Let $X$ be a finite set. Prove that every ultrafilter is a point filter.
My attempt:
Let $\mathcal{U}$ be an ultra filter. Write $X = \bigcup_{i=1}^n \{x_i\} \in \mathcal{U}$. Then there exists $i \in \{1,2, \dots, n\}$ such that $\{x_i\} \in \mathcal{U}$, because it is an ultrafilter.
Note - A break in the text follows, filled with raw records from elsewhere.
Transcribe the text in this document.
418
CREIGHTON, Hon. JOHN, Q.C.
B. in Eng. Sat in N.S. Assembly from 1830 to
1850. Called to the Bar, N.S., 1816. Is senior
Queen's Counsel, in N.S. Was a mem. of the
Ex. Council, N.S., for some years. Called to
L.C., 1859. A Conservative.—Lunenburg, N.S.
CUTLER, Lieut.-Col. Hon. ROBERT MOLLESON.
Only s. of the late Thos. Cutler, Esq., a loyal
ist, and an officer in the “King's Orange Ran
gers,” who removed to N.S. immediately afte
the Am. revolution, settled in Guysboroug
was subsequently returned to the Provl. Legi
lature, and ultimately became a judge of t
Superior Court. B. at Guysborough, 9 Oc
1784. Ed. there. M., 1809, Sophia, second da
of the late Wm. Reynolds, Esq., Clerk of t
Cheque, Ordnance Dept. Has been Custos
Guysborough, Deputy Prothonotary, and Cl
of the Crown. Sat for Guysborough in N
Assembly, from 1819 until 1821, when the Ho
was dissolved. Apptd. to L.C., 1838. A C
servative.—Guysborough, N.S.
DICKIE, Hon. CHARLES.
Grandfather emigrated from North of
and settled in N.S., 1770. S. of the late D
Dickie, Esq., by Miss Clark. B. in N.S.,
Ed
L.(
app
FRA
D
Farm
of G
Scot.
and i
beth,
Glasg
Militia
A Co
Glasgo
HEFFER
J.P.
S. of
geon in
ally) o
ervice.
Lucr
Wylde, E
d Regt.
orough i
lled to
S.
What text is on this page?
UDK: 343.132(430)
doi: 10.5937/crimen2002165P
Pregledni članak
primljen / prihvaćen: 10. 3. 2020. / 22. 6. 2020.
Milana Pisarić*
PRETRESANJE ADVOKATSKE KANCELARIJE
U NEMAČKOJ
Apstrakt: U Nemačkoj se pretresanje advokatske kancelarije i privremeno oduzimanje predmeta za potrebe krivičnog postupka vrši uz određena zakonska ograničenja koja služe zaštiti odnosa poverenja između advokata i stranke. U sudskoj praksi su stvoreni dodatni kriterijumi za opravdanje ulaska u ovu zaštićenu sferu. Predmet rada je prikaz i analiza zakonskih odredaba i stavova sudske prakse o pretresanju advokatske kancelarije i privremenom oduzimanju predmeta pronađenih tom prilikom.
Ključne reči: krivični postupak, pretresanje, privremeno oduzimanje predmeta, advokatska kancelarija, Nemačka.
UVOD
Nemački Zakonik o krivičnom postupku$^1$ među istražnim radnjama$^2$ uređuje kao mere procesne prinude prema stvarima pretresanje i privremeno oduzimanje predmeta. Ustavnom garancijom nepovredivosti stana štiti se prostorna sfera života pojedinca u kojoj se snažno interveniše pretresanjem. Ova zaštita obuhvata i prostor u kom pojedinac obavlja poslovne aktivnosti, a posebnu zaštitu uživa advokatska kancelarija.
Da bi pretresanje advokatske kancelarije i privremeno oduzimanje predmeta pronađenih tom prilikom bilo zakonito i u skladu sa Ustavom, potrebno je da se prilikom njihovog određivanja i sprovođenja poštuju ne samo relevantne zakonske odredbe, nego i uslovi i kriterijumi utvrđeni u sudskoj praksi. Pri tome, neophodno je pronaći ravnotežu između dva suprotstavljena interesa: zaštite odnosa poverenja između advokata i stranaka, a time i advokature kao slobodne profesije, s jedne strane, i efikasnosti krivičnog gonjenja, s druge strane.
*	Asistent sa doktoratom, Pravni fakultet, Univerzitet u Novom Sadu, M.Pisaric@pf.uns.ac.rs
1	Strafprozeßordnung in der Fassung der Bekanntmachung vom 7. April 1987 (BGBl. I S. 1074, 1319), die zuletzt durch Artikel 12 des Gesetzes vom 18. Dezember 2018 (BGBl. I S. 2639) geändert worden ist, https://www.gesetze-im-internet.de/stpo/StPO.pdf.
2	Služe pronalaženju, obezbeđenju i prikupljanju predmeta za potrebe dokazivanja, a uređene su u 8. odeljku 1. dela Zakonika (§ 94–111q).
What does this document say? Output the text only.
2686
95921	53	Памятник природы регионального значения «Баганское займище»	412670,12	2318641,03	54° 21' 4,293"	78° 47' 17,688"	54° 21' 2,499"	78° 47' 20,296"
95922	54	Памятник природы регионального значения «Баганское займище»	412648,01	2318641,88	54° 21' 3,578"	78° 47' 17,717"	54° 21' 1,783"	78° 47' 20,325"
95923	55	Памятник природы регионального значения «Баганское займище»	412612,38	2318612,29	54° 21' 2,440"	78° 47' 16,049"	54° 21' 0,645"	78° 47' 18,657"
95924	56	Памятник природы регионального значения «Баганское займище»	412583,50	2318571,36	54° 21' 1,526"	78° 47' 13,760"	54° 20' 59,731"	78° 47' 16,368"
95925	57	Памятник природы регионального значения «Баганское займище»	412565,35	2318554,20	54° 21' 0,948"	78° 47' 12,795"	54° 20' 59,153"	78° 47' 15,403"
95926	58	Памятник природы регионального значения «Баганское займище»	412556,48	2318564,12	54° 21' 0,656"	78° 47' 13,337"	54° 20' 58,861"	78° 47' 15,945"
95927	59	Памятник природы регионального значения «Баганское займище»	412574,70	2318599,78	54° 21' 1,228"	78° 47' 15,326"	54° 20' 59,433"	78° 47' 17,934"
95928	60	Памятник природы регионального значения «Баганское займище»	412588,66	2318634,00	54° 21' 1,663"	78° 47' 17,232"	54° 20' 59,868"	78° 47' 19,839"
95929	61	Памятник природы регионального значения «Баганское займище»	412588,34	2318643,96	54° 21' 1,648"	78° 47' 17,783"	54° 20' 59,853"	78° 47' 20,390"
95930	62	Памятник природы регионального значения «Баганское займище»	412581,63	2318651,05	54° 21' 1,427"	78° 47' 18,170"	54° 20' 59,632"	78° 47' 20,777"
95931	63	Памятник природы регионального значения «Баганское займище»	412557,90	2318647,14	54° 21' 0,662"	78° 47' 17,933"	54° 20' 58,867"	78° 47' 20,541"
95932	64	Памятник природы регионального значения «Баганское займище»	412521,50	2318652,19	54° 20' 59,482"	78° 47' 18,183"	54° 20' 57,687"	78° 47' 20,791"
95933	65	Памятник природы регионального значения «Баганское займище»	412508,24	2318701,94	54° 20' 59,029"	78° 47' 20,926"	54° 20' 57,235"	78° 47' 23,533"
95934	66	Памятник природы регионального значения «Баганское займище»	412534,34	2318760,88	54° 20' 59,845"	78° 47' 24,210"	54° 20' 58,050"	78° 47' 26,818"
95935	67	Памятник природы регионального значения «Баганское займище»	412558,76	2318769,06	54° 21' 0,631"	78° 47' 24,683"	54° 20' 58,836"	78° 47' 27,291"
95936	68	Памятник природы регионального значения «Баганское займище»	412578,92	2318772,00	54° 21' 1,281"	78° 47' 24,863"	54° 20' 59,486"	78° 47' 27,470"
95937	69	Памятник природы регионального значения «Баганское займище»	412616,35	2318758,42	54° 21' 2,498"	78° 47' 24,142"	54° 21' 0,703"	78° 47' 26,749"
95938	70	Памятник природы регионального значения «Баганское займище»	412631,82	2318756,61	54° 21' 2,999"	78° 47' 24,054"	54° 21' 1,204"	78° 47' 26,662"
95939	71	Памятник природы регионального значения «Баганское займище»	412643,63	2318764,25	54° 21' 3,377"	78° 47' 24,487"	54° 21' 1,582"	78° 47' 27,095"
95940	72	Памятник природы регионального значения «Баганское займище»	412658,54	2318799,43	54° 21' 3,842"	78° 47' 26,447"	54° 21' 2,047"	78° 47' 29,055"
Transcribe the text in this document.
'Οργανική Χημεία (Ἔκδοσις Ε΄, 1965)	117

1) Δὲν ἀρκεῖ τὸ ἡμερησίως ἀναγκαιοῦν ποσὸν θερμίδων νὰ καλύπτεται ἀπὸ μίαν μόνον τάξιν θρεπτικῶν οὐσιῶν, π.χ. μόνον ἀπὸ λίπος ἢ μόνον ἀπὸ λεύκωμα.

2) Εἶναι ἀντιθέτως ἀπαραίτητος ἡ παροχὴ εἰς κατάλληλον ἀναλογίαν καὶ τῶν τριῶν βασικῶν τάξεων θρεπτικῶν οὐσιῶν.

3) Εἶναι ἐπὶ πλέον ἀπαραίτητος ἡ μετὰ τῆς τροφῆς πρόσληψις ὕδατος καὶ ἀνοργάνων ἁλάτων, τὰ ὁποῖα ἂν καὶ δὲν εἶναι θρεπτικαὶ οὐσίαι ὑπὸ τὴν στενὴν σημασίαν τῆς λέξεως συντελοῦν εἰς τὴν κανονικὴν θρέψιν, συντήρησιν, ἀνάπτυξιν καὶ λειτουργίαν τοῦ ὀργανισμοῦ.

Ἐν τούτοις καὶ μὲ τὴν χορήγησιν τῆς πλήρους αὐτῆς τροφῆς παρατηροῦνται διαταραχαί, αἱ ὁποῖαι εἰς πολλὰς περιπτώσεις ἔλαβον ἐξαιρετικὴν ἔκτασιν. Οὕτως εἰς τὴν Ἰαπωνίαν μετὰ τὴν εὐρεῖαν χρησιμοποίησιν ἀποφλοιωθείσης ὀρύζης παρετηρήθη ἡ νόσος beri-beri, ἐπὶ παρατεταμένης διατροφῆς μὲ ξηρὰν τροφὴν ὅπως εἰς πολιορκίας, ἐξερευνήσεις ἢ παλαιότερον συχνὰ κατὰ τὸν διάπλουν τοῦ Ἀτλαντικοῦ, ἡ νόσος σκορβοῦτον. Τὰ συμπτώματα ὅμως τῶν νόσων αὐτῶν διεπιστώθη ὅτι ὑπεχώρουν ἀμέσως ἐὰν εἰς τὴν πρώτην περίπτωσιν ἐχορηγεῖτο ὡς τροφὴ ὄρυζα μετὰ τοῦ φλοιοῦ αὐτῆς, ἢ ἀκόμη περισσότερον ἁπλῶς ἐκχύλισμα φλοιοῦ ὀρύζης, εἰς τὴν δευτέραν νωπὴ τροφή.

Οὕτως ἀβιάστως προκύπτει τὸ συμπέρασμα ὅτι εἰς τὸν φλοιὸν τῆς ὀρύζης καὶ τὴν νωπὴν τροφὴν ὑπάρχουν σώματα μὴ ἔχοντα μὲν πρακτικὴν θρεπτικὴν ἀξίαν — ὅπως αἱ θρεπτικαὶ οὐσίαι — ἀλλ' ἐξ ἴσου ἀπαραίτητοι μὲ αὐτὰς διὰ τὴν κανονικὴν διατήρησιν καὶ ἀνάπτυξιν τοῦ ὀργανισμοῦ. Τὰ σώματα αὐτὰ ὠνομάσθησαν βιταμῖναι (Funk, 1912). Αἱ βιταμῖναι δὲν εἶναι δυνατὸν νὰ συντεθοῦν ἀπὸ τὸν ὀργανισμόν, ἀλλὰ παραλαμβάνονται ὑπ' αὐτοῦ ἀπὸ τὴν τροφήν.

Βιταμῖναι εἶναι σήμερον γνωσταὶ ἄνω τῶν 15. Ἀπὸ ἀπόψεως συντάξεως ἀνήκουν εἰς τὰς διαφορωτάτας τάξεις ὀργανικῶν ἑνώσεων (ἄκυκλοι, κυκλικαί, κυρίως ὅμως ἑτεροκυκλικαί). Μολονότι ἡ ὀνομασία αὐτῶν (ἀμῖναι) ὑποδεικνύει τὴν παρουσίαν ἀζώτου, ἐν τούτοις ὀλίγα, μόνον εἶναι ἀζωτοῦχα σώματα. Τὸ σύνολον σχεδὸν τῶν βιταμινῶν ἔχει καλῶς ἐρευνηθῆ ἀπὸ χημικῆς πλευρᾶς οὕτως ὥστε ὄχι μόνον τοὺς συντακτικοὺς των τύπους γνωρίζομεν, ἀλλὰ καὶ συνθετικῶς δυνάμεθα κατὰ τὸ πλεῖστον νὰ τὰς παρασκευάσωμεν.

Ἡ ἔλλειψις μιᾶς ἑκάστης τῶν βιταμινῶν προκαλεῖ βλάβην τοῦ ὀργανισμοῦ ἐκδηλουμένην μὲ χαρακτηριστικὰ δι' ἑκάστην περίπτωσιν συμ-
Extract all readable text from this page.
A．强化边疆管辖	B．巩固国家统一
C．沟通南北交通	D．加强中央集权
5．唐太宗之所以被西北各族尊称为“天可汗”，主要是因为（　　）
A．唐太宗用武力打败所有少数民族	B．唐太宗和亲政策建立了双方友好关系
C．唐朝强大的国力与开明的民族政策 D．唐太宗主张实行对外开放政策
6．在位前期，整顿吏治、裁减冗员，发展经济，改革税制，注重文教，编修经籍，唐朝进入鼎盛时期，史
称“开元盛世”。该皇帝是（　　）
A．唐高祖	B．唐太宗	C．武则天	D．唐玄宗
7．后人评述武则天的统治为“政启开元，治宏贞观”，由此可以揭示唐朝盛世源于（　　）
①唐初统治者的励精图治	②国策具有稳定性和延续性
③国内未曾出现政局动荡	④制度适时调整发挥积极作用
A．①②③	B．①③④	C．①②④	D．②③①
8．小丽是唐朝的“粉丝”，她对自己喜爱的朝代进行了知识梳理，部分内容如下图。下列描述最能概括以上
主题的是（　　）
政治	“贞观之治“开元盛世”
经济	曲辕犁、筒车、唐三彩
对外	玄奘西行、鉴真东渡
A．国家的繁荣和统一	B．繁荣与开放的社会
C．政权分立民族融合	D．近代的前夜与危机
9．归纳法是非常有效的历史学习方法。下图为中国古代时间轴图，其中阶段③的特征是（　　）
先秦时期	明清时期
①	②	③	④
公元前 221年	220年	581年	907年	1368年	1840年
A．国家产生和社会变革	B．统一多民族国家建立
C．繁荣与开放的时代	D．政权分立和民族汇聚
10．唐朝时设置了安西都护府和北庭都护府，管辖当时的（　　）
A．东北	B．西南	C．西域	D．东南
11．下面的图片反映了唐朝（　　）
I now claim that $\mathcal{U}$ is the point filter of the point $x_i$, i.e. we have to prove that $\mathcal{U} \subseteq \{F \subseteq X \mid x_i \in F\}$ and equality will follow because it is an ultrafilter.
How to proceed?
Let $\mathcal{F}$ be a filter on a set $X$ such that there is some $x \in X$ with $\{x\} \in \mathcal{F}$. Then
$$\mathcal{F} = \mathcal{F}_x := \{A \subseteq X: x \in A\}$$.
The proof is immediate: if $F \in \mathcal{F}$ then as $\{x\} \in \mathcal{F}$, $\{x\} \cap F \neq \emptyset$ as any two sets in a filter intersect in a member of the filter and all filter members are non-empty (two axioms of filters!). But that just says that $x \in F$ and thus $F \in \mathcal{F}_x$.
On the other hand, if $F \in \mathcal{F}_x$, then $x \in F$ or $\{x\} \subseteq F$ and as $\{x\} \in \mathcal{F}$, $F \in \mathcal{F}$, as filters are closed under supersets (another filter axiom!).
So we have equality of these filters.